Here is what the Pope
said: «Being at the service
of dialogue and peace also means being truly determined to minimise
and, in the long term, to end the many armed conflicts throughout
our world. Here we have to ask ourselves: Why are deadly weapons
being sold to those who plan to inflict untold suffering on
individuals and society? Sadly, the answer, as we all know, is
simply for money: money that is drenched in blood, often innocent
blood. In the face of this shameful and culpable silence, it is our
duty to confront the problem and to stop the arms trade».
Pope Francis’ point
would have been more powerful and closer to the truth if he had
specified the US as the world’s biggest arms supplier whose top
clients include the dictatorships of Saudi Arabia and the other
Persian Gulf monarchies who together are committing heinous war
crimes in Yemen – at the very same time that he was speaking to
Congress.
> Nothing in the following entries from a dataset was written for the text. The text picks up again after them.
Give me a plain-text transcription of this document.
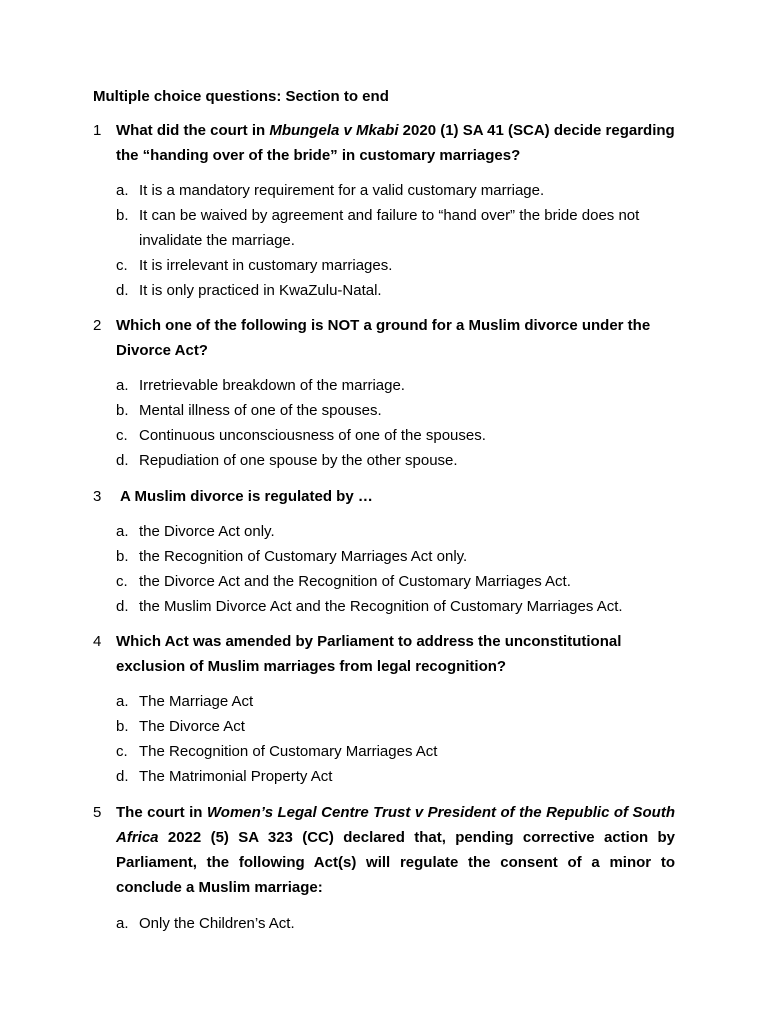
Multiple choice questions: Section to end
1 What did the court in Mbungela v Mkabi 2020 (1) SA 41 (SCA) decide regarding the “handing over of the bride” in customary marriages?
a. It is a mandatory requirement for a valid customary marriage.
b. It can be waived by agreement and failure to “hand over” the bride does not invalidate the marriage.
c. It is irrelevant in customary marriages.
d. It is only practiced in KwaZulu-Natal.
2 Which one of the following is NOT a ground for a Muslim divorce under the Divorce Act?
a. Irretrievable breakdown of the marriage.
b. Mental illness of one of the spouses.
c. Continuous unconsciousness of one of the spouses.
d. Repudiation of one spouse by the other spouse.
3 A Muslim divorce is regulated by …
a. the Divorce Act only.
b. the Recognition of Customary Marriages Act only.
c. the Divorce Act and the Recognition of Customary Marriages Act.
d. the Muslim Divorce Act and the Recognition of Customary Marriages Act.
4 Which Act was amended by Parliament to address the unconstitutional exclusion of Muslim marriages from legal recognition?
a. The Marriage Act
b. The Divorce Act
c. The Recognition of Customary Marriages Act
d. The Matrimonial Property Act
5 The court in Women’s Legal Centre Trust v President of the Republic of South Africa 2022 (5) SA 323 (CC) declared that, pending corrective action by Parliament, the following Act(s) will regulate the consent of a minor to conclude a Muslim marriage:
a. Only the Children’s Act.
Francis should have condemned the US government for its
criminality in no uncertain terms. Yemen provides the irrefutable,
horrendous facts to support such a condemnation.
The Pope missed a
crucial opportunity to confront corrupt power. His vacuity only
serves to obscure the bloodied hands of the perpetrator.
Following his speech
on Capitol Hill, the New York Times
reported thus: «Pope Francis, the spiritual leader of 1.2
billion Catholics, challenged Congress, and by extension the
mightiest nation in the world, on Thursday to break out of its cycle
of paralysis and use its power to heal the ‘open wounds’of a planet
torn by hatred, greed, poverty and pollution».
So, according to the
top US media outlet, the Pope is urging Washington to «heal the
world». In other words, the Pontiff ends up reinforcing arrogant
American «exceptionalism» as a delusion that the nation is a force
for good, instead of being a rampant source of violence across the
globe.
Pope Francis may be a
breath of fresh air compared with his predecessors from his humble
embrace of the poor and socially marginalised.
But he still retains
the stench of sycophancy towards the world’s biggest criminal
state-sponsor of war and terrorism. God Bless America indeed.